In the wake of the Sept.11 terrorist attacks on the U.S., the private equity community is attempting to get back to work in search of something that resembles normalcy. However, GPs are quick to say that they have headed into the office with heavy hearts and fearful outlooks, and they have begun to realize that normal is changed forever.
While deal flow has been relatively slow this year prior to the attacks, due to several factors including tight debt markets and high seller expectations, the growing threat of recession and the general mood of the population are just a few more of GPs’ concerns for the coming months.

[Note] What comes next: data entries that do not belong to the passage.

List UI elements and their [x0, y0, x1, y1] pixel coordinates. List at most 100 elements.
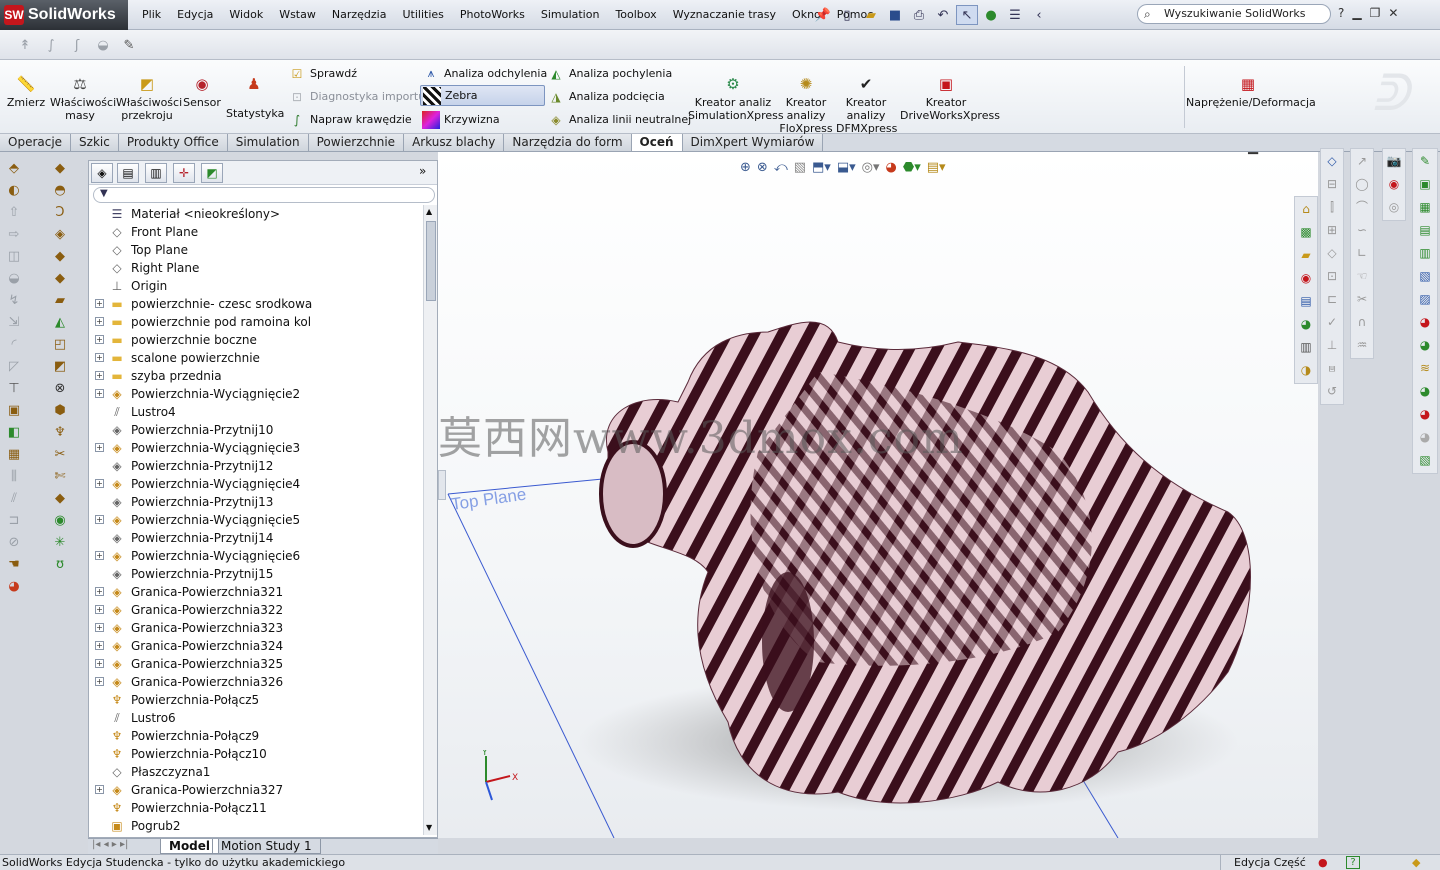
planar-surface-tool-icon[interactable]: ▰: [51, 292, 69, 310]
design-library-icon[interactable]: ▩: [1296, 222, 1316, 242]
screen-icon-1[interactable]: ▦: [1415, 197, 1435, 217]
tree-node[interactable]: + ▬ powierzchnie boczne: [89, 331, 419, 349]
model-viewport[interactable]: Top Plane: [438, 152, 1318, 838]
expand-plus-icon[interactable]: +: [95, 335, 104, 344]
menu-item[interactable]: Simulation: [533, 6, 608, 24]
edit-sketch-icon[interactable]: ✎: [1415, 151, 1435, 171]
tree-node[interactable]: ◈ Powierzchnia-Przytnij15: [89, 565, 419, 583]
search-task-icon[interactable]: ◉: [1296, 268, 1316, 288]
view-palette-icon[interactable]: ▤: [1296, 291, 1316, 311]
sketch-line-icon[interactable]: ↗: [1352, 151, 1372, 171]
tree-node[interactable]: ◇ Top Plane: [89, 241, 419, 259]
minimize-icon[interactable]: ▁: [1352, 6, 1361, 20]
tree-node[interactable]: ⫽ Lustro4: [89, 403, 419, 421]
view-settings-icon[interactable]: ▤▾: [927, 160, 946, 175]
corner-icon[interactable]: ∟: [1352, 243, 1372, 263]
expand-plus-icon[interactable]: +: [95, 515, 104, 524]
display-manager-tab-icon[interactable]: ◩: [201, 163, 223, 183]
extrude-boss-icon[interactable]: ⬘: [5, 160, 23, 178]
appearance-1-icon[interactable]: ◕: [1415, 381, 1435, 401]
chevron-left-icon[interactable]: ‹: [1028, 5, 1050, 25]
expand-plus-icon[interactable]: +: [95, 551, 104, 560]
parting-line-analysis-button[interactable]: ◈ Analiza linii neutralnej: [545, 109, 697, 130]
menu-item[interactable]: Widok: [221, 6, 271, 24]
deviation-analysis-button[interactable]: ⩚ Analiza odchylenia: [420, 63, 553, 84]
tree-node[interactable]: ◈ Powierzchnia-Przytnij10: [89, 421, 419, 439]
surface-sweep-tool-icon[interactable]: Ↄ: [51, 204, 69, 222]
menu-item[interactable]: PhotoWorks: [452, 6, 533, 24]
doc-restore-icon[interactable]: ❐: [1270, 152, 1282, 155]
menu-item[interactable]: Toolbox: [607, 6, 664, 24]
tab-operacje[interactable]: Operacje: [0, 134, 72, 151]
photoworks-icon[interactable]: ◑: [1296, 360, 1316, 380]
rebuild-status-icon[interactable]: ●: [1318, 855, 1328, 870]
tree-node[interactable]: + ◈ Powierzchnia-Wyciągnięcie6: [89, 547, 419, 565]
sweep-cut-icon[interactable]: ↯: [5, 292, 23, 310]
feature-tree-scrollbar[interactable]: ▲ ▼: [423, 205, 437, 835]
dome-icon[interactable]: ◕: [5, 578, 23, 596]
display-icon[interactable]: ▣: [1415, 174, 1435, 194]
feature-tree-tab-icon[interactable]: ◈: [91, 163, 113, 183]
help-status-icon[interactable]: ?: [1346, 856, 1360, 869]
tree-node[interactable]: + ◈ Granica-Powierzchnia322: [89, 601, 419, 619]
tab-produkty-office[interactable]: Produkty Office: [118, 134, 228, 151]
expand-plus-icon[interactable]: +: [95, 389, 104, 398]
floxpress-button[interactable]: ✺ Kreator analizy FloXpress: [778, 74, 834, 135]
expand-plus-icon[interactable]: +: [95, 353, 104, 362]
edit-appearance-icon[interactable]: ◕: [886, 160, 897, 175]
reference-geometry-tool-icon[interactable]: ✳: [51, 534, 69, 552]
solidworks-logo[interactable]: SW SolidWorks: [0, 0, 128, 30]
tree-node[interactable]: + ◈ Powierzchnia-Wyciągnięcie3: [89, 439, 419, 457]
rib-icon[interactable]: ⊤: [5, 380, 23, 398]
feature-filter-input[interactable]: ▼: [93, 187, 435, 203]
file-explorer-icon[interactable]: ▰: [1296, 245, 1316, 265]
revolve-boss-icon[interactable]: ◐: [5, 182, 23, 200]
check-button[interactable]: ☑ Sprawdź: [286, 63, 363, 84]
home-icon[interactable]: ⌂: [1296, 199, 1316, 219]
tree-node[interactable]: ▣ Pogrub2: [89, 817, 419, 835]
vertical-dim-icon[interactable]: ⫿: [1322, 197, 1342, 217]
expand-plus-icon[interactable]: +: [95, 659, 104, 668]
section-properties-button[interactable]: ◩ Właściwości przekroju: [116, 74, 182, 122]
expand-plus-icon[interactable]: +: [95, 623, 104, 632]
screen-icon-4[interactable]: ▧: [1415, 266, 1435, 286]
tolerance-icon[interactable]: ↺: [1322, 381, 1342, 401]
scroll-up-icon[interactable]: ▲: [426, 207, 432, 216]
tree-node[interactable]: ◈ Powierzchnia-Przytnij12: [89, 457, 419, 475]
doc-close-icon[interactable]: ✕: [1294, 152, 1305, 155]
close-icon[interactable]: ✕: [1388, 6, 1398, 20]
mirror-icon[interactable]: ⫼: [5, 468, 23, 486]
menu-item[interactable]: Narzędzia: [324, 6, 395, 24]
hide-show-icon[interactable]: ◎▾: [862, 160, 880, 175]
surface-extrude-tool-icon[interactable]: ◆: [51, 160, 69, 178]
chain-dim-icon[interactable]: ⊡: [1322, 266, 1342, 286]
radial-dim-icon[interactable]: ✓: [1322, 312, 1342, 332]
search-input[interactable]: ⌕ Wyszukiwanie SolidWorks: [1137, 4, 1331, 24]
measure-button[interactable]: 📏 Zmierz: [6, 74, 46, 109]
menu-item[interactable]: Utilities: [394, 6, 451, 24]
custom-properties-icon[interactable]: ▥: [1296, 337, 1316, 357]
appearance-2-icon[interactable]: ◕: [1415, 404, 1435, 424]
surface-tool-icon[interactable]: ◒: [92, 35, 114, 55]
view-orientation-icon[interactable]: ⬒▾: [812, 160, 831, 175]
scroll-thumb[interactable]: [426, 221, 436, 301]
expand-plus-icon[interactable]: +: [95, 317, 104, 326]
expand-plus-icon[interactable]: +: [95, 641, 104, 650]
tree-node[interactable]: + ▬ szyba przednia: [89, 367, 419, 385]
pattern-icon[interactable]: ▦: [5, 446, 23, 464]
restore-icon[interactable]: ❐: [1370, 6, 1381, 20]
photo-tool-icon[interactable]: ✎: [118, 35, 140, 55]
tab-model[interactable]: Model: [160, 839, 220, 854]
knit-surface-tool-icon[interactable]: ♆: [51, 424, 69, 442]
expand-plus-icon[interactable]: +: [95, 677, 104, 686]
tree-node[interactable]: ☰ Materiał <nieokreślony>: [89, 205, 419, 223]
loft-boss-icon[interactable]: ⇨: [5, 226, 23, 244]
render-options-icon[interactable]: ◎: [1384, 197, 1404, 217]
reference-icon[interactable]: ⫽: [5, 490, 23, 508]
shell-icon[interactable]: ▣: [5, 402, 23, 420]
simulationxpress-button[interactable]: ⚙ Kreator analiz SimulationXpress: [688, 74, 784, 122]
configuration-manager-tab-icon[interactable]: ▥: [145, 163, 167, 183]
expand-plus-icon[interactable]: +: [95, 299, 104, 308]
tree-node[interactable]: ⊥ Origin: [89, 277, 419, 295]
menu-item[interactable]: Wstaw: [271, 6, 324, 24]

Of course, the all-to-real prospect of war factors in as well, making a positive outlook near impossible.
“If we thought it was bad before, we didn’t know what bad was,” said one GP. “I fear that, while everyday tasks will remain normal for the most part, uncertainty in the economy and with the country’s future will have an effect on business – mergers and acquisitions, buyouts – for an undetermined amount of time.”
The fear of getting on airplanes and the hit to consumer confidence will likely affect portfolio company performance as well, sources say.
Limited partners, on the other hand, have reacted somewhat differently to the attacks. The $170 billion California Public Employees Retirement System issued a statement last week expressing its confidence in the U.S. financial system and markets. Other pension funds, including Washington State and the State of Wisconsin, echoed CalPERS’ statement of confidence, adding that the events would not have an effect on their involvement with alternative assets.
Prior to the attacks, Buyouts had reported an onslaught of investor interest coming from the Middle East. Indeed, several U.S.-based firms have been set up on behalf of Middle Eastern families and institutions. Now, those firms are understandably concerned. “Because of our affiliation with the Arabian Gulf region, one of our greatest concerns after the events is the risk of generalized hostility toward Middle Eastern interests as the result of the acts of a lunatic fringe,” said Charles Ogburn, executive director of Crescent Capital Investments, which assists investors in making Islamically acceptable investments in the U.S.
Ogburn said its Islamic partners are shocked and disgusted that the crimes are being associated with an “Islamic” cause. In a letter from Crescent’s parent company based in Bahrain, Chief Executive Atif Abdulmalik wrote that his firm was shocked by the events of Sept.11.
“As my wife and I were taking the children to school, we couldn’t help thinking about the suffering of the families of those affected by this tragedy,” he said. “Our hearts go out to everyone in the U.S.”
Really, there’s no question the buyouts market faces numerous challenges in the aftermath of Sept. 11. As one GP put it, it’s going to take some effort to stay positive.